From taking a shower at 7am to curry for dinner 6pm, how to get rid of a cold in 24 hours – The Sun

WE all recognise the telltale tickle in the throat, the drippy nose and then the sinking feeling when you realise: “I’m getting sick.”

But don’t just sit there waiting to see how bad it gets. If you treat the symptoms early enough, you can see off your sniffles before they get serious. Fab Daily has put together this expert guide to stop your cold in its tracks.

07:00 – Take a hot shower

“A HOT shower can help a cough by loosening secretions in the nose,” says Professor Ron Eccles, a cold-and-flu expert and emeritus professor at Cardiff University.

While the steam helps clear bunged up sinuses, the hot water can relieve aching limbs.

08:00 – Dose up on Vitamic C

“THE morning is a good time to have a big dose of vitamin C,” says nutritionist Amanda Ursell.

“Try a fruit salad made with oranges or kiwi for breakfast or top your porridge with fresh berries. Whatever you eat, ditch the tea and coffee, which contain caffeine and may dehydrate you. Instead, enjoy a glass of fresh orange juice.”

10:00 – Try using a saltpipe

TRY using this inhalation device to ease coughing, sneezing and shortness of breath.

“Sufferers place the pipe in the mouth and inhale as normal, exhaling through the nose,” explains nutritional therapist Julie Silver. “It allows the microscopic particles of salt to penetrate the respiratory tract and can alleviate coughing and sneezing.”

  • Saltpipe, £14.99, – buy now

12:00 – Stay in and keep warm

IDEALLY, stay indoors and keep warm when you get the first symptoms of a cold.“The nose is the first line of immune defence, where antibodies and scavenger cells tackle viruses,” says GP Dr Sarah Brewer, medical director of Healthspan.

“If the nose gets too cold, these immune systems don’t work properly, so you are more susceptible to infection. Staying indoors also limits the spread of infection. If you have to go out, wear a scarf around your nose to keep it warm and, if necessary, use a moisturising nasal spray.”

13:00 – Chicken for lunch

“IT’S not just an old wives’ tale that you should ‘feed a cold’,” says Adam Frosh, consultant ENT surgeon at the Lister Hospital in Stevenage, Herts.

“Chicken soup is warm, nutritious and it makes you feel better. It’s a great comfort food and if ever there was a time when it’s OK to have comfort food, when you are feeling unwell is that time.”

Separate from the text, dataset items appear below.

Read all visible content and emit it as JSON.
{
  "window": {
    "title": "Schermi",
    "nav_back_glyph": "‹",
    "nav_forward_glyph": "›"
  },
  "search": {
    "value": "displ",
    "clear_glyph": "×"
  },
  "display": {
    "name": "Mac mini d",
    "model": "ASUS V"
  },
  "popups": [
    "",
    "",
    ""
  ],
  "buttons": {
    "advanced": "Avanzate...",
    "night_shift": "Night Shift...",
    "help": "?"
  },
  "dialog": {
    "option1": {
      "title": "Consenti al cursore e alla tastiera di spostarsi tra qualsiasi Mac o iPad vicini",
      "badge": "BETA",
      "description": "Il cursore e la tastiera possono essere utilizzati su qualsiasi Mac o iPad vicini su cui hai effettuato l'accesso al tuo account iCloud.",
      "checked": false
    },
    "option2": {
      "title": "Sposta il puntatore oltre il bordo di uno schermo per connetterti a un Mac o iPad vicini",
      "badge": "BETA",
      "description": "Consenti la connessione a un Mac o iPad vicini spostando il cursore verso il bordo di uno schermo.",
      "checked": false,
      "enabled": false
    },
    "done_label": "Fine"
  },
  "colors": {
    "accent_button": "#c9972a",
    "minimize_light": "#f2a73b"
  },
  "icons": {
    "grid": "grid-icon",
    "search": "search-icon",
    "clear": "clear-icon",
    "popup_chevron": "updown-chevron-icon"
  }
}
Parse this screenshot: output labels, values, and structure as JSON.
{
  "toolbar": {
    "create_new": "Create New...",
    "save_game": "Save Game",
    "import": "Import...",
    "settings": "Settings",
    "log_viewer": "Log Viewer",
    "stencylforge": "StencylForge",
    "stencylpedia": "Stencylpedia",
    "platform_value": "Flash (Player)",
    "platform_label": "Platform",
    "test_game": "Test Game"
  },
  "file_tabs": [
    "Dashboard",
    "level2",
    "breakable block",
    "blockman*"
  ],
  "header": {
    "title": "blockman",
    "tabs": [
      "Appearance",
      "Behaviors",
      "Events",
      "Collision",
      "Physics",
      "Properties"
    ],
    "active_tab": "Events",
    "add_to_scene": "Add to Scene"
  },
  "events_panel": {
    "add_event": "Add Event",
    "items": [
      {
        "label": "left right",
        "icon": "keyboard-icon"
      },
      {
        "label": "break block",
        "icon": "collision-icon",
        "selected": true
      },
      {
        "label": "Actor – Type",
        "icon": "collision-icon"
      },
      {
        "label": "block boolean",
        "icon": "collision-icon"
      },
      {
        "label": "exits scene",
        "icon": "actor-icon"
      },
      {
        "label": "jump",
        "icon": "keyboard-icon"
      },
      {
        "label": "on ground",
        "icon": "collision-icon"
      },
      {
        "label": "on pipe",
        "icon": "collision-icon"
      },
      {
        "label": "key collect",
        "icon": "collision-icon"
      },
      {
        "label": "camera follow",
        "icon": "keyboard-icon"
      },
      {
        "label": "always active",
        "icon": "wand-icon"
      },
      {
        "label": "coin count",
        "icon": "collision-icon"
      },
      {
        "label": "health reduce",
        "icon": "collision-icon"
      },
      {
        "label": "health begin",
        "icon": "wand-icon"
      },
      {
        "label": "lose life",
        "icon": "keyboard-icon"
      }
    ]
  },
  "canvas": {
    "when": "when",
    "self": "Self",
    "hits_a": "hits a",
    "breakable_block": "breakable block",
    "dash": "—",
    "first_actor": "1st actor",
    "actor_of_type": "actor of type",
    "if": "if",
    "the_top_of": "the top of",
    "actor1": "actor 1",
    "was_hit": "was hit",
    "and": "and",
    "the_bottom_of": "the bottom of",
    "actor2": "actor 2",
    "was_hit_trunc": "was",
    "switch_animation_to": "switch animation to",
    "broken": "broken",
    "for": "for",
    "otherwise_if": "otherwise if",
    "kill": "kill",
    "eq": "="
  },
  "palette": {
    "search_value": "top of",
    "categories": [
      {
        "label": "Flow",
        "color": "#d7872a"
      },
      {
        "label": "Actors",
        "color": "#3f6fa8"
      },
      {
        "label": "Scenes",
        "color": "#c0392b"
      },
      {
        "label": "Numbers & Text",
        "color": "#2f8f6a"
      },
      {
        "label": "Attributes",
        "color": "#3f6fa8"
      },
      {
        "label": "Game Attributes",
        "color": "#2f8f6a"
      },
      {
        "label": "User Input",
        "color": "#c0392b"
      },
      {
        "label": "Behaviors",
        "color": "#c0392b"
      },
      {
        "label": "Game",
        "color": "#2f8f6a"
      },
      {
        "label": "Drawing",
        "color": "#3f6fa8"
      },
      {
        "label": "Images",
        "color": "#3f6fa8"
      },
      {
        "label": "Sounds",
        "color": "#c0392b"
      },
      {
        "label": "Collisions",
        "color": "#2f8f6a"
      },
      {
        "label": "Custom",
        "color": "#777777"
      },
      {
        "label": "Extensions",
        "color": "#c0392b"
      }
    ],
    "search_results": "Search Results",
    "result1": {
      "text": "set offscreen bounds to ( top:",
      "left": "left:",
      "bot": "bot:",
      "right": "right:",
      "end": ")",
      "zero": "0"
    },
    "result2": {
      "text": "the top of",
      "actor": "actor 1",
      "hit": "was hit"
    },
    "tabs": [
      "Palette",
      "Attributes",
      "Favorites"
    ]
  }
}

15:00 – Keep well hydrated

“IF you start to get that tickling at the back of the throat and you know you are getting cold, the most important thing is to keep well hydrated,” says Mr Frosh.

“Always keep up your fluids and drink lots of water.

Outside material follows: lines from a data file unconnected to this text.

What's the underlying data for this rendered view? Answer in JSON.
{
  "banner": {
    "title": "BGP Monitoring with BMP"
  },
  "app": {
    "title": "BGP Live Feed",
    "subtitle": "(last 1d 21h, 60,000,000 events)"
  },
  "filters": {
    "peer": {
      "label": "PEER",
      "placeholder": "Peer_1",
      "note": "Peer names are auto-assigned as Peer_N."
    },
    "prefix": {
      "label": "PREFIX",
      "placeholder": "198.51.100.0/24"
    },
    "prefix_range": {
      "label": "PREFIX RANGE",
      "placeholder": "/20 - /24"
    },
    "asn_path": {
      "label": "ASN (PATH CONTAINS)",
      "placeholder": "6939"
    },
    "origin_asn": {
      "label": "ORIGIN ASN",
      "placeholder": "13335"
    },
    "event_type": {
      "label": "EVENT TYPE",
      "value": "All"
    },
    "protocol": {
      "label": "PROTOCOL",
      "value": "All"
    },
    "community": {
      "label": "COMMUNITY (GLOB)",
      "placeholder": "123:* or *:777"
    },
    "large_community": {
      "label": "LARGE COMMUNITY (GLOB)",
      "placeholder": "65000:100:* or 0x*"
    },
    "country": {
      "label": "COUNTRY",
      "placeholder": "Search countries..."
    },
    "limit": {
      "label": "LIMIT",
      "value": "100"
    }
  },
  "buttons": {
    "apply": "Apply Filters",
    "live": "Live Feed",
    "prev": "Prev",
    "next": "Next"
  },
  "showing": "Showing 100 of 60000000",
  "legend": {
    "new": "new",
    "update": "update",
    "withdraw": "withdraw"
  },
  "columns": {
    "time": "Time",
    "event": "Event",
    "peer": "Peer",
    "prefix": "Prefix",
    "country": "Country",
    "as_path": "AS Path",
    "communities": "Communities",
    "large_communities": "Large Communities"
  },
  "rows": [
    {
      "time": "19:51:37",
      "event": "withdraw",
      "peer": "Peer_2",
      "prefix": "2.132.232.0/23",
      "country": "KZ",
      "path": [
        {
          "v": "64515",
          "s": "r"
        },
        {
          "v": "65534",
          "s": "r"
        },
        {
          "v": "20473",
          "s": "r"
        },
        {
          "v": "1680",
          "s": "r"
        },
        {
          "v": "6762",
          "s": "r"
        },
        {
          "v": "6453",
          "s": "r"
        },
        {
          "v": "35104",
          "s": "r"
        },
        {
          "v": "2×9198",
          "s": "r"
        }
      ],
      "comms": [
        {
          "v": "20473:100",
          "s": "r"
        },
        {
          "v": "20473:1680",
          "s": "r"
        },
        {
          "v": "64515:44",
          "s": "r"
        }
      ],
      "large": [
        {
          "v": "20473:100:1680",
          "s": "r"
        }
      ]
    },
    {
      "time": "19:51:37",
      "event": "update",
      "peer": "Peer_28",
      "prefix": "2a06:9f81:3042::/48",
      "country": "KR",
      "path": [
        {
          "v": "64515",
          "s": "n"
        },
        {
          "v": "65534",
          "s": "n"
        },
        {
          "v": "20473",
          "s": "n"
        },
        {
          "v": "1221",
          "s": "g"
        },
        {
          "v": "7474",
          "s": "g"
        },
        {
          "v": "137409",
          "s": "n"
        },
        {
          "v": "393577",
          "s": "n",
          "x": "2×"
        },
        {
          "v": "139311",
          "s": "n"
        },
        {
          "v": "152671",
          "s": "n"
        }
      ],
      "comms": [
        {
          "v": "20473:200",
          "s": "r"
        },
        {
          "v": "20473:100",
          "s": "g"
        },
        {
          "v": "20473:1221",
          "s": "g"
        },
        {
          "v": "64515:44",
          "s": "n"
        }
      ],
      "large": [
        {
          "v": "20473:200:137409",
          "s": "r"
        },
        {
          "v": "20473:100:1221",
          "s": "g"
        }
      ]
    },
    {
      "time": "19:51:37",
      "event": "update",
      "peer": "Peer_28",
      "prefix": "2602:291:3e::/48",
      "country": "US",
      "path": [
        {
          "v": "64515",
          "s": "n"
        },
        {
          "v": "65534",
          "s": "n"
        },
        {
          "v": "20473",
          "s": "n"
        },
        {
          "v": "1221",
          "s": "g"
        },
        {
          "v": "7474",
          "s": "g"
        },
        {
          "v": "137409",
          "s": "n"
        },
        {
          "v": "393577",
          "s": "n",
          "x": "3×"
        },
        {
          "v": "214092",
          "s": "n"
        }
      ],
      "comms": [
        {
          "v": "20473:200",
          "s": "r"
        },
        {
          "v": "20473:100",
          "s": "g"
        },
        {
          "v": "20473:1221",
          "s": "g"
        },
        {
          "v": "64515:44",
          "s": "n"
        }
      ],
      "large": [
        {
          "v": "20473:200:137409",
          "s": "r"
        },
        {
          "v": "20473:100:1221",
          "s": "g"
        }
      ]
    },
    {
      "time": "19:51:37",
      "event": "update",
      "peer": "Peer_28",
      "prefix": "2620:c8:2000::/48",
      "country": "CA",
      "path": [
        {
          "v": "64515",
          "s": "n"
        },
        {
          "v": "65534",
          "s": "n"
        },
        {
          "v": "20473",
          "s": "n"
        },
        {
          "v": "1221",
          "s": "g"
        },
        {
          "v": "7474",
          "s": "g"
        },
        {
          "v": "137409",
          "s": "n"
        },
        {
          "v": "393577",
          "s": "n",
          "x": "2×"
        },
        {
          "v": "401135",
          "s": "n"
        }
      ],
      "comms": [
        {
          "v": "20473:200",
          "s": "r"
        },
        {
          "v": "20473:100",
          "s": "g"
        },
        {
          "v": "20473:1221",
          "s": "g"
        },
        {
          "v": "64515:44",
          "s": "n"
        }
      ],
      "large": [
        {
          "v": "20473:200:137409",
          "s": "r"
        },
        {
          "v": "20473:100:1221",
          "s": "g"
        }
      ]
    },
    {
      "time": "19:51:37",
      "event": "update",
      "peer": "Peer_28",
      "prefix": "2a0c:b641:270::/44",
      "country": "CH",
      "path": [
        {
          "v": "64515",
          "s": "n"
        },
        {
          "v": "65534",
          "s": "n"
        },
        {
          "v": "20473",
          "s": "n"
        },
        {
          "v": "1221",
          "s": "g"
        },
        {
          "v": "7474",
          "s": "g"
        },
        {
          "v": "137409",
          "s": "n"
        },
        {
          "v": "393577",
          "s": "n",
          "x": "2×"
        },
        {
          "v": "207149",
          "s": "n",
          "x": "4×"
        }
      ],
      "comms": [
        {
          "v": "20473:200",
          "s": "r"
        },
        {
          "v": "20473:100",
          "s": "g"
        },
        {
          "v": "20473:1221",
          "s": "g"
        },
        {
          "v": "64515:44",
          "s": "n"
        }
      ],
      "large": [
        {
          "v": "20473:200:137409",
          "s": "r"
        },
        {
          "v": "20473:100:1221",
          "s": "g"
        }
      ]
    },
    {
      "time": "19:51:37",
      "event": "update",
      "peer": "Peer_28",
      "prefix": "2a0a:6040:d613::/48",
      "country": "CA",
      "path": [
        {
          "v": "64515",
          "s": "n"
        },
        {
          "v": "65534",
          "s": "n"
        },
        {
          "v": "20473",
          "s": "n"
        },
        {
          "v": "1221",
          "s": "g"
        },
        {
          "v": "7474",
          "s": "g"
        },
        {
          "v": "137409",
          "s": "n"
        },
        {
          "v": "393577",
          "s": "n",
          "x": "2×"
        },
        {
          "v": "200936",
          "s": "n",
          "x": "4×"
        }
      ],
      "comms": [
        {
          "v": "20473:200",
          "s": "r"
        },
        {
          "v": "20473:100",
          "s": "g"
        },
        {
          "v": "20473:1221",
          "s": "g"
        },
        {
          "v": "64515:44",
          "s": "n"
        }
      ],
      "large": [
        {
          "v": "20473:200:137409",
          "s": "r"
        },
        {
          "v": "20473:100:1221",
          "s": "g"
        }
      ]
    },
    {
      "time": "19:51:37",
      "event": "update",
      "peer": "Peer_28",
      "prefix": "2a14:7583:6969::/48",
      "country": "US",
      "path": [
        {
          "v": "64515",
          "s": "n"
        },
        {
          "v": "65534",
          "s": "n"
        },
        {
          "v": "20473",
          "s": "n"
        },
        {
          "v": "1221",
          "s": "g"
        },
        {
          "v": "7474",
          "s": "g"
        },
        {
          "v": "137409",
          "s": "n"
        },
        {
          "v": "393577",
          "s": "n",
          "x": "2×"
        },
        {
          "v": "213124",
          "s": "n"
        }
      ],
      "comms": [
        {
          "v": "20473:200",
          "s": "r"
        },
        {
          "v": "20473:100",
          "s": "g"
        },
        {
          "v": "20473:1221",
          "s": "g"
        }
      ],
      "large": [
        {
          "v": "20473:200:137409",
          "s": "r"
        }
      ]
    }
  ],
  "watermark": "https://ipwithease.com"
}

“Some people like a hot toddy before bed if they have a cold. But,” warns Mr Frosh, “you have to be careful with drinking alcohol, as it can dehydrate you and that will make you feel worse.”

16:00 – Snack away on nuts

A HANDFUL of Brazil nuts is the perfect way to give your immune system an afternoon boost.

“Brazil nuts contain selenium, which is crucial for the immune system,” says Amanda Ursell. “It joins up with protein and enhances your body’s ability to fight off nasty viruses.”

18:00 – Have a curry for dinner

A COLD is a good excuse for a spicy curry, adds Amanda.

“Hot spices, such as chillies, irritate the linings of your nose,” she says. “This makes it easier to blow your nose and dislodge mucus. If you can clear it, you should feel better instantly.”

20:00 – Take some medication

PEOPLE are often wary of taking too many pills, especially at the first signs of a cold.

But Mr Frosh recommends a combination of paracetamol and ibuprofen if you are feeling unwell.

“Most people don’t realise you can take the two together,” he says. Check your labels but paracetamol can usually be taken four times a day and ibuprofen three times a day.

“Take the ibuprofen last thing at night, as that tends to last the longest and it will help you sleep better. They both do a similar job and will work together to combat fever, aches and pains.”

22:00 – Get your 8hrs sleep

“SLEEP deprivation can effect your immune system, as it decreases the production of protective proteins,” says sleep expert Sammy Margo.

“Not getting eight hours could weaken your body’s defences and make it more susceptible to a cold.”